The most popular treatment option for low-grade MZL with a single site of origin was resection combined with adjuvant therapy, chemotherapy, or radiotherapy. The dura mater is outside the blood brain barrier (BBB), so chemotherapy seems an excellent option to reach it without passing BBB11. DLBL had a poor prognosis in which 5-year survival after chemotherapy and radiotherapy was less than 10%. This poor prognosis may be due to a high proliferation fraction that causes rapid growth and recurrence. Treatment was unsatisfying with high doses of MTX either alone or with radiotherapy [20].
Like in our case, PDL represented a large frontal parasagittal mass in one study with occlusion of the anterior third of the superior sagittal sinus and severe cerebral edema. In that study, thallium accumulation in scintigraphy in both early and late phases determined tumor aggressiveness, and the bicoronal craniotomy was done with bone replacement and systemic chemotherapy, used due to their mentioned-above benefits connected with eradiation of the remnant (not passing BBB) [18].
Although most therapeutic strategies for MZL were effective in achieving complete remission during their clinical follow-up, in a study by de la Fuente and his colleagues, 4 patients had progression, 2 of whom had local recurrent tumors (at the resection site, just one of them received suboptimal focal radiotherapy) [21]. In another study by Iwamoto and his colleagues, in 3 of 8 patients, relapse occurred after 6 years. However, they did not confirm that relapse occurred from the exact clone as the PDL; however, histopathologically they were similar. One patient in their study developed treatment-induced leukoencephalopathy after high doses of MTX and WBRT, which seems to suggest that so chemotherapy may be unnecessary [8, 11].
Beriwal and his colleagues described a well-defined ovoid mass overlying the left cerebellopontine angle with follicular subtype. They treated their patient with radiotherapy after resection, which is the standard treatment for early-stage of follicular lymphoma in other sites [33].
One study reported a PDL with T cell rich B-cell lymphoma. This subtype of PDL appeared iso-intense in all MRI sequences, and angiography revealed prominent neovascularization so that the patient underwent obliteration of neovascular blush, and the following day embolization craniotomy was done [27].

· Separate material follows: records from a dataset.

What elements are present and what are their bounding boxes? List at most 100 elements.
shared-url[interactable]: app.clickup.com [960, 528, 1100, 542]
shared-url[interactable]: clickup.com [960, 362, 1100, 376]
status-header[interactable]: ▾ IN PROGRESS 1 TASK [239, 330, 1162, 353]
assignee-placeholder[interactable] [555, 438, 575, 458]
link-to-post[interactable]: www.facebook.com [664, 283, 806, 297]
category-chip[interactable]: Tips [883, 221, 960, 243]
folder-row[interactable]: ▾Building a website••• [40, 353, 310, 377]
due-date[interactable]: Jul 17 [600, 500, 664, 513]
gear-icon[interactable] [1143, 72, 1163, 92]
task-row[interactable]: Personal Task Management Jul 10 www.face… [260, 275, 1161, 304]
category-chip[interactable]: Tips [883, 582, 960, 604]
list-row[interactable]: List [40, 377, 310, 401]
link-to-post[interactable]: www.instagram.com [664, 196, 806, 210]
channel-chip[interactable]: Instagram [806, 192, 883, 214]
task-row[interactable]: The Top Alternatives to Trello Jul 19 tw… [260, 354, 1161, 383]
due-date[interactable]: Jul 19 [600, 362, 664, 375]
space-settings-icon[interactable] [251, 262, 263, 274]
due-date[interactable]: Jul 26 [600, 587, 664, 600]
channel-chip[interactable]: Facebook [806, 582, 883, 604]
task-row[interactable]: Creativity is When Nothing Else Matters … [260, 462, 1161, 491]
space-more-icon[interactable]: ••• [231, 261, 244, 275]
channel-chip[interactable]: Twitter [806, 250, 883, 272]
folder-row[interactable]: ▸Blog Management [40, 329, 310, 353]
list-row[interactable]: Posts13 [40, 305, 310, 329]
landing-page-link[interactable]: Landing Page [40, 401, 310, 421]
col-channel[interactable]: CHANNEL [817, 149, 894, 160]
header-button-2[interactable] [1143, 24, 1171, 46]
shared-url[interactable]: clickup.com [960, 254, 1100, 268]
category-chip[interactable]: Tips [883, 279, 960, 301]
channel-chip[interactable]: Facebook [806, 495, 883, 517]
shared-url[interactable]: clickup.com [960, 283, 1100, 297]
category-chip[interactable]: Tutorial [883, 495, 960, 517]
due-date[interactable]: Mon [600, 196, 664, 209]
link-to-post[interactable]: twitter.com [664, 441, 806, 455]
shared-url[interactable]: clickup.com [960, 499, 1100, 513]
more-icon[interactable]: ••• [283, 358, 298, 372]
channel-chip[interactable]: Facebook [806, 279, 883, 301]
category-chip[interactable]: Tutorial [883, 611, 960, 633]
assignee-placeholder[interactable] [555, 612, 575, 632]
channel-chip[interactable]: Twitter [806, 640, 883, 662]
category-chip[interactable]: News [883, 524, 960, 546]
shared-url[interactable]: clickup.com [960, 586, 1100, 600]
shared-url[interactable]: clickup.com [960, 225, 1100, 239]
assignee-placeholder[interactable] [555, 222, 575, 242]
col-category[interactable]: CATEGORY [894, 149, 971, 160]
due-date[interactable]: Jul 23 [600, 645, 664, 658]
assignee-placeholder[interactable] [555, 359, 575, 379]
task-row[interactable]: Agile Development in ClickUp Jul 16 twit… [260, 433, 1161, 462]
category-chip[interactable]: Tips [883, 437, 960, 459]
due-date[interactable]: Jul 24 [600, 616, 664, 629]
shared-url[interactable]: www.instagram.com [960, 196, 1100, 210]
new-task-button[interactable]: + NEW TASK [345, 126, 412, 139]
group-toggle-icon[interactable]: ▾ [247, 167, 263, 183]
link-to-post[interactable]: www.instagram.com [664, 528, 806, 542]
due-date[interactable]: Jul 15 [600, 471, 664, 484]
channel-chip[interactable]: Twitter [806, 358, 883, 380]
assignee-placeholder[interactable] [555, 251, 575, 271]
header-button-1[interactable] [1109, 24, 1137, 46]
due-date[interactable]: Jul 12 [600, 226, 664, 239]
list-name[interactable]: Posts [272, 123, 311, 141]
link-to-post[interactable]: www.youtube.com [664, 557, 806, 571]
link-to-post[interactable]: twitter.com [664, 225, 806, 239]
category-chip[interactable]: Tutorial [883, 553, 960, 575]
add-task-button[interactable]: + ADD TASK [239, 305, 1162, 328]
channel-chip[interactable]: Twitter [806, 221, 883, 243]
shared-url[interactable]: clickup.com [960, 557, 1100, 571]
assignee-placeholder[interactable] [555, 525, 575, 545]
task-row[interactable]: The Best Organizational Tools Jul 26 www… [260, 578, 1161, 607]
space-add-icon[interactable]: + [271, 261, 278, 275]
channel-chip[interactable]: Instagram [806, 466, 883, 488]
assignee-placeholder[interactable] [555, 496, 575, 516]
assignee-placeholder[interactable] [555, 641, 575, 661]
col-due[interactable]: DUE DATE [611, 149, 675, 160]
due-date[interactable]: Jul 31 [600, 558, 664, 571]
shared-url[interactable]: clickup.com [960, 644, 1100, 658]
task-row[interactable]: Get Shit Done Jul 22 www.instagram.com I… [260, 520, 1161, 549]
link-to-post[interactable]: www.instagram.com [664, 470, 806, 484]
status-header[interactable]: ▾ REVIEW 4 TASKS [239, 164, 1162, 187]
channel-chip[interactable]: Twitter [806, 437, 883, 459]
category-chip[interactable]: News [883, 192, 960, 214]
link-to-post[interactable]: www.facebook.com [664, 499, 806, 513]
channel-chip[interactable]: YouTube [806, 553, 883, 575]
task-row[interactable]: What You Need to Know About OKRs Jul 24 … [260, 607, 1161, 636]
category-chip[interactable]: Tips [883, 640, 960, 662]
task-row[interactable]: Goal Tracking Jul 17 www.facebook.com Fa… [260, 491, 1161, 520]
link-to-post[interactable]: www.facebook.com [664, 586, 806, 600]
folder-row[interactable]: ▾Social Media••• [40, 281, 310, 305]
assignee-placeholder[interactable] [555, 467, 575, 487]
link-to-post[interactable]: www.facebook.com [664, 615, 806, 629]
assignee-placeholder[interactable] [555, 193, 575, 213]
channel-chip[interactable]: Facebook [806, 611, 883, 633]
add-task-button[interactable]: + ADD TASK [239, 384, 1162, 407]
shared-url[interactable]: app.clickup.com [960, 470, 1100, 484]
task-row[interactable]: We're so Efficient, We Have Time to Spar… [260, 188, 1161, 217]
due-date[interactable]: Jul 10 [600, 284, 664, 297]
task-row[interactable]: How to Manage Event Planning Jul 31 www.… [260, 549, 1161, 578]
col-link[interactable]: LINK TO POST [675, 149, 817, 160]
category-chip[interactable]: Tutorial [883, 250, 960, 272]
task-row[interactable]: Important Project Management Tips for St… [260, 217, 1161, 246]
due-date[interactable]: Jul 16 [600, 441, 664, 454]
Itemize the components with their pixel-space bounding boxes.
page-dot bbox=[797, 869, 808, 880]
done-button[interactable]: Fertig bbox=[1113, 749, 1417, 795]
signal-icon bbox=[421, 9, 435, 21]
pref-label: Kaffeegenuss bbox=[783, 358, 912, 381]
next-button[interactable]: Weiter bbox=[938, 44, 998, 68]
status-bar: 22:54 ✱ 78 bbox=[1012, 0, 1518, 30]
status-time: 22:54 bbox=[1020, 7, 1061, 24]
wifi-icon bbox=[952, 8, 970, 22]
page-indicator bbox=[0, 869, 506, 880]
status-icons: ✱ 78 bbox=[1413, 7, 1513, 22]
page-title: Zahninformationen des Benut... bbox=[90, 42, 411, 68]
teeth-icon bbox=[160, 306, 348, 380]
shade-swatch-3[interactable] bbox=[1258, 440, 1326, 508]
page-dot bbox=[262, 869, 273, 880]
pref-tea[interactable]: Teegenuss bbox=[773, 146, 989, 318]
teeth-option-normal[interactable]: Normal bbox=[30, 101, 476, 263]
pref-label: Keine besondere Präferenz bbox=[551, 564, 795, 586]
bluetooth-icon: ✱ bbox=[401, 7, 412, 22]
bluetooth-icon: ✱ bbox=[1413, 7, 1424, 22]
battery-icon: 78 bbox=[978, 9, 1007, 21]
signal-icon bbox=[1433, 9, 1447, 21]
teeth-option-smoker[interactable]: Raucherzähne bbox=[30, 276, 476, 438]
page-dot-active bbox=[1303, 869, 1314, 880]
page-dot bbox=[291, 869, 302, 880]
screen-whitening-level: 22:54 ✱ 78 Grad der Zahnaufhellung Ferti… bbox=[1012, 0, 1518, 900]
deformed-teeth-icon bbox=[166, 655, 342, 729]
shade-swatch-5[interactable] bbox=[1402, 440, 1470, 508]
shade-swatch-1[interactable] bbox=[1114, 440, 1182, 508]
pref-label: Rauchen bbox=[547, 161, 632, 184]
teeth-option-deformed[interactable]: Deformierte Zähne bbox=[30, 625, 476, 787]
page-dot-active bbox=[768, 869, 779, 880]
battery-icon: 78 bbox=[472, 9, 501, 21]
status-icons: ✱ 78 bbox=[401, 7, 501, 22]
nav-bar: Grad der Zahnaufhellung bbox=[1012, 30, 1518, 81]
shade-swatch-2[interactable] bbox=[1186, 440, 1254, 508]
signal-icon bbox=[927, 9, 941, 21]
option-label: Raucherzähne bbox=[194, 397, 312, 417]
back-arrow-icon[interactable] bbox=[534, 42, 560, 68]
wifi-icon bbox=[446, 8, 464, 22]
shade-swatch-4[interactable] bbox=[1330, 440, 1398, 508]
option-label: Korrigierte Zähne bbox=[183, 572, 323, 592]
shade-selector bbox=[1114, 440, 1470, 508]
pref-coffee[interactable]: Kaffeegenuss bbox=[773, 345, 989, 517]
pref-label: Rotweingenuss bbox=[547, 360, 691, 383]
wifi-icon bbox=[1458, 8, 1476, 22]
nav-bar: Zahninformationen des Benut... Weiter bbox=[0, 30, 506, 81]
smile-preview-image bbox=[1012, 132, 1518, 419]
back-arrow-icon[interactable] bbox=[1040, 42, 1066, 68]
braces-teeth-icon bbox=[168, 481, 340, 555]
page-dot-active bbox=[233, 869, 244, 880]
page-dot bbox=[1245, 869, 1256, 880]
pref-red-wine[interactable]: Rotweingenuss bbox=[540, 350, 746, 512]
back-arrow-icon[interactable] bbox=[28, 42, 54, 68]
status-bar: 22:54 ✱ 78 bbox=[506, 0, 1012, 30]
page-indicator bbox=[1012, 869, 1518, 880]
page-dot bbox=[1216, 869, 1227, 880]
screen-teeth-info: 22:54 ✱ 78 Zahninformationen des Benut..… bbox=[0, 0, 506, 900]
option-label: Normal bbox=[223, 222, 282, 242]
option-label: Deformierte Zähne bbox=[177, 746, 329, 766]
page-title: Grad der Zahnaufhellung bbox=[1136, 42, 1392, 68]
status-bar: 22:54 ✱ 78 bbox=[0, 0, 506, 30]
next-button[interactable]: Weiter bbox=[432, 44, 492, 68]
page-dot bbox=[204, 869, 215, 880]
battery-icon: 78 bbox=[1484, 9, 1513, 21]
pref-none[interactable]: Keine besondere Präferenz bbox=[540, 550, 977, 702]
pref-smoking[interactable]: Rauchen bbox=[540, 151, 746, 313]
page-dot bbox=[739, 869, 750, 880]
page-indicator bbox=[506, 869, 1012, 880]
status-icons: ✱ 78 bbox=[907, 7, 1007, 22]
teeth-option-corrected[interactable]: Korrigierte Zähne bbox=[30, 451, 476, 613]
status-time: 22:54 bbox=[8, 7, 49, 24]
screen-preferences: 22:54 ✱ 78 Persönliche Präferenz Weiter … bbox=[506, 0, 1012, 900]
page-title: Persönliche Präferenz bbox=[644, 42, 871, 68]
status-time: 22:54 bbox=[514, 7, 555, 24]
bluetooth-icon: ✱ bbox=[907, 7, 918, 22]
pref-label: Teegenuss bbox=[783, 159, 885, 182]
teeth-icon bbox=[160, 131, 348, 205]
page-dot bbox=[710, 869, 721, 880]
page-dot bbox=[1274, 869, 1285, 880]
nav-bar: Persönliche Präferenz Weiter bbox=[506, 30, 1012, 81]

They are limited reports of complications following surgery, such as hematoma, hygroma, infection, etc. There was just one study that reported wound infection at the site of craniotomy that responded well to antibiotic therapy without bone flap removal.
Considering the treatment approach to our patient, the patient was comatose with anisocoria, and we had to operate on her, on postoperative day 1, for decompressive craniectomy despite gross total resection of the large mass and expansile duraplasty with pedunculated patch and complete intravenous treatments for relieving brain edema. As a result, we think that in patients with extensive brain edema, suspected preoperative PDL, or an unusual meningioma diagnosis, it is better to not replace the bone flap at the time of surgical resection of the tumor, as it was done in former studies. Also, based on preoperative imaging, if histopathology shows it could be PDL, we could treat the patient with other options: biopsy followed by radiotherapy, etc. We recommend designating a study to reach the goal of PDL management without unwanted surgery-related complications.
Conflict of interest
All authors declare no conflicts of interest.